Её движения были выверены, лишены суеты. Она не бежала. Она шла быстрым, ровным шагом, будто заранее зная маршрут. Лабиринт не мог её остановить, потому что она двигалась не по его правилам. Она пробивала себе путь напрямик, к верхним уровням, к лаборатории Кросса.
Добравшись до центральной лестничной клетки, она остановилась. Здесь сходились несущие конструкции всего крыла. Она достала из рюкзака четыре крупных заряда, каждый размером с кирпич. Её пальцы быстро и методично устанавливали таймеры, соединяли провода. Она не смотрела по сторонам. Она не слушала вой сирен или хор безумцев. Она была полностью поглощена своей работой.
Она не собиралась ничего захватывать. Она не пришла сюда спасать или мстить.
Она пришла, чтобы стереть это место с лица земли. Вместе со всеми, кто был внутри.

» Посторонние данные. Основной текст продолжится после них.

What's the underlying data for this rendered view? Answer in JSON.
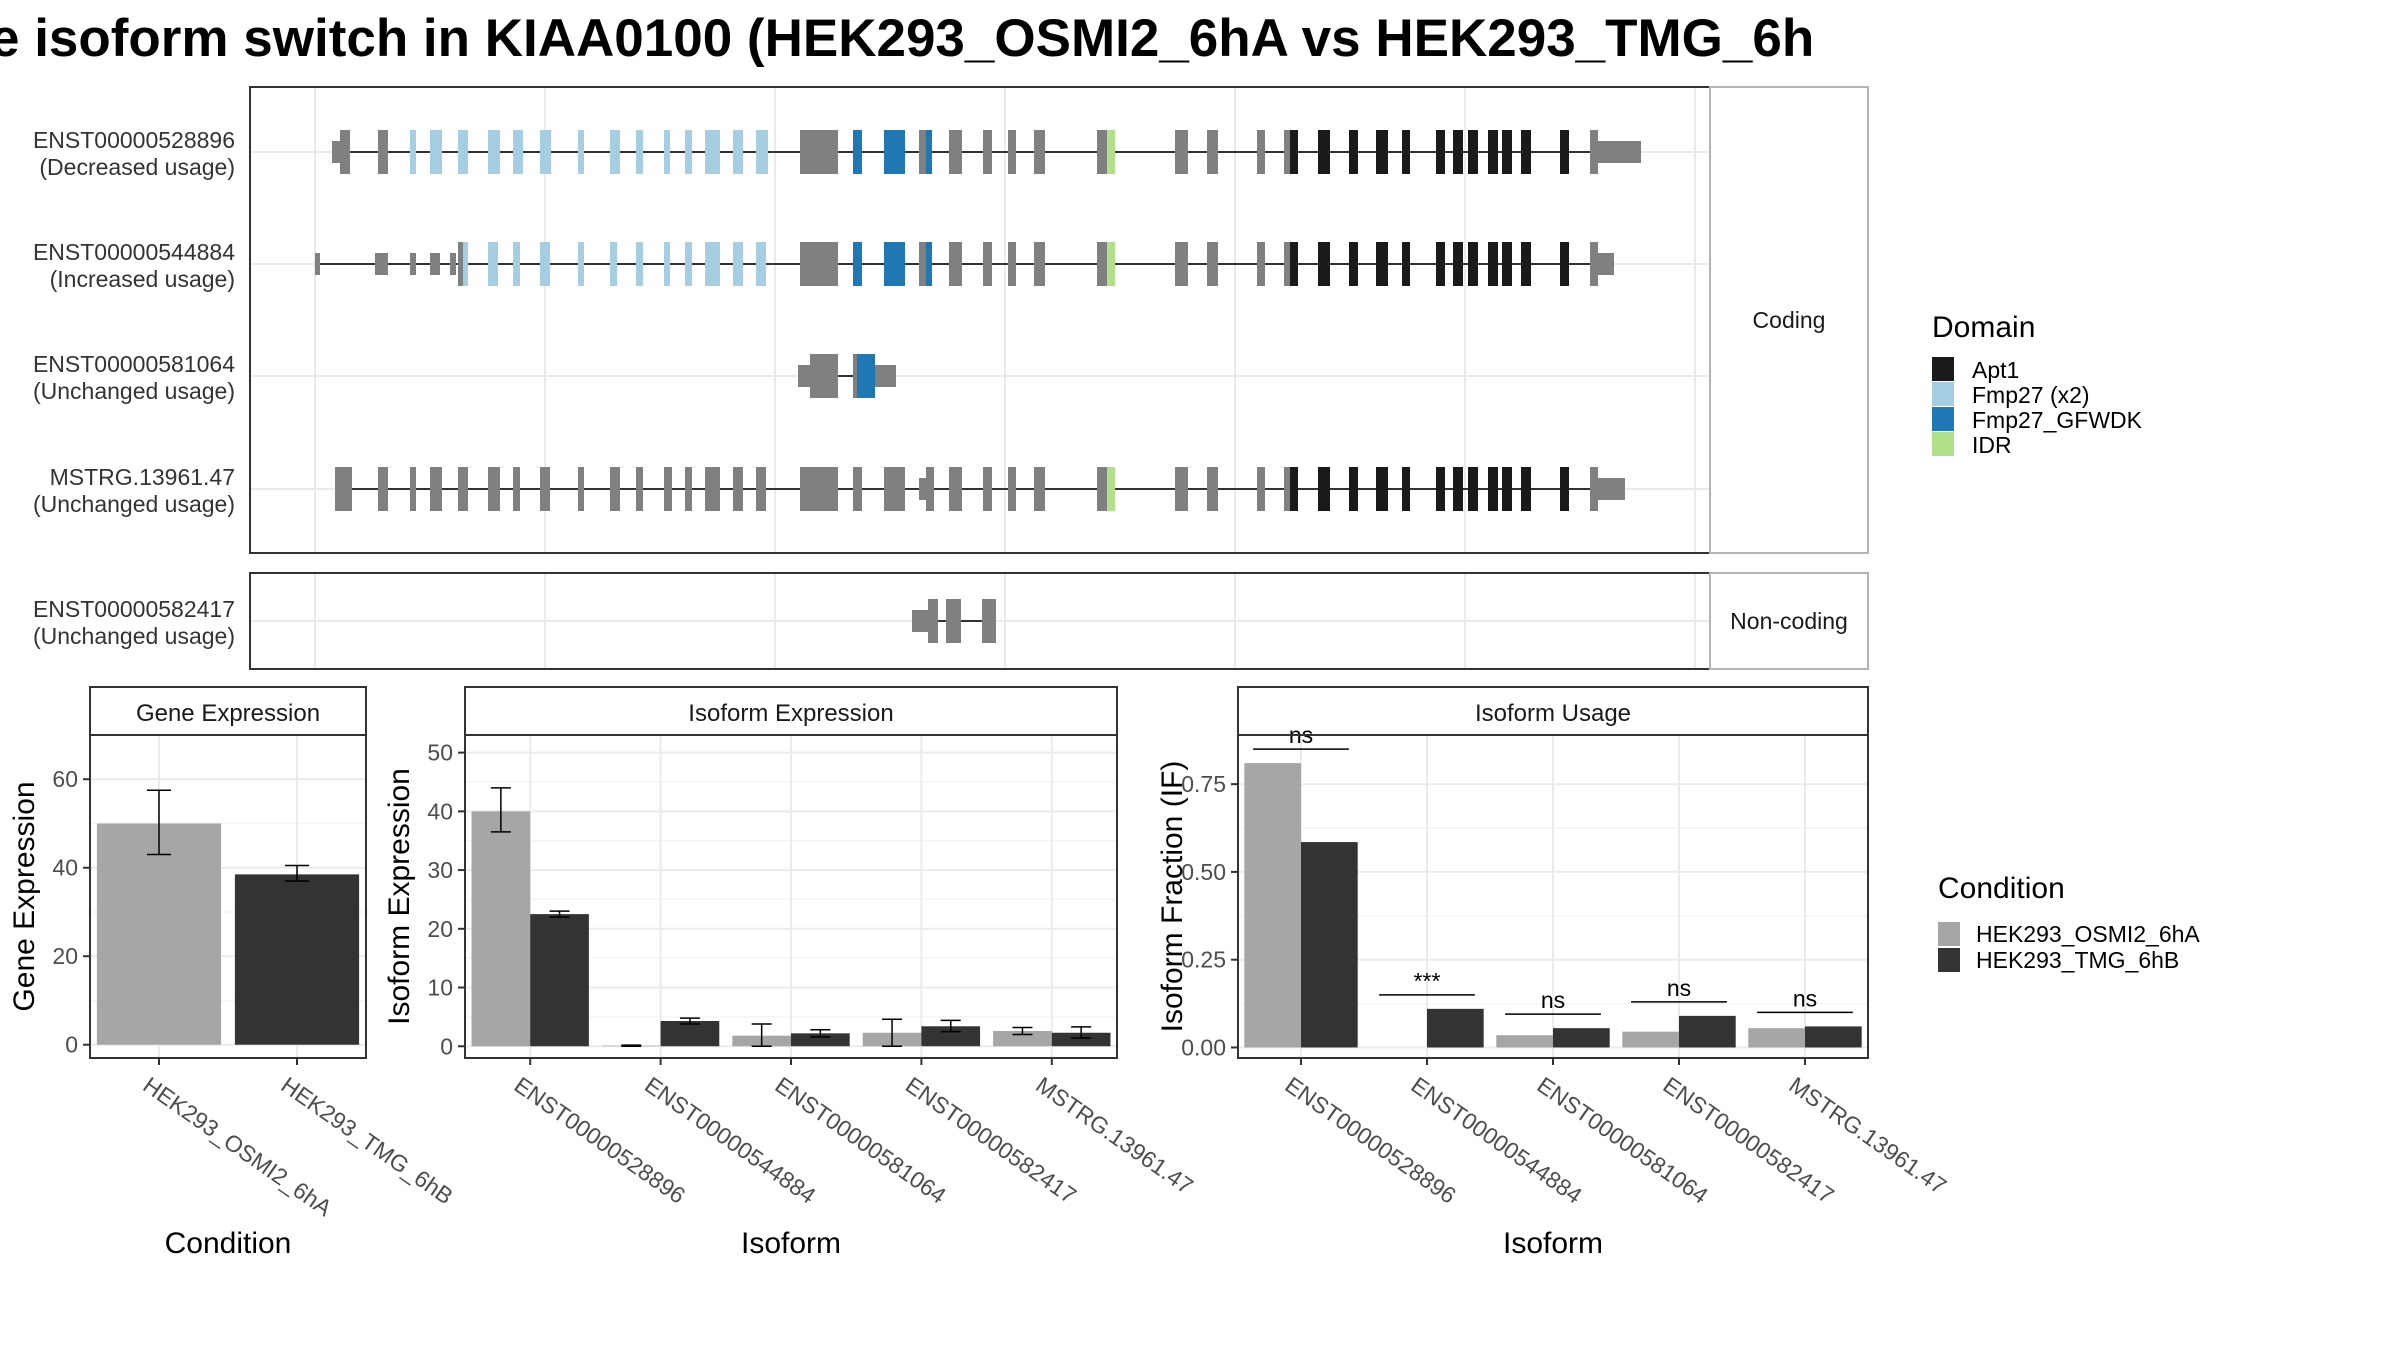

— Сектор Гамма, чисто! Приём!
— Сектор Дельта, чисто!
Голоса в рации Марко были напряжёнными, но ровными. Его люди продвигались вглубь комплекса, как хирургический инструмент. Охрана Кросса, состоящая из наёмников, была хорошо подготовлена, но их было мало, и они не ожидали такого яростного, скоординированного штурма. Они отстреливались, отступали и умирали.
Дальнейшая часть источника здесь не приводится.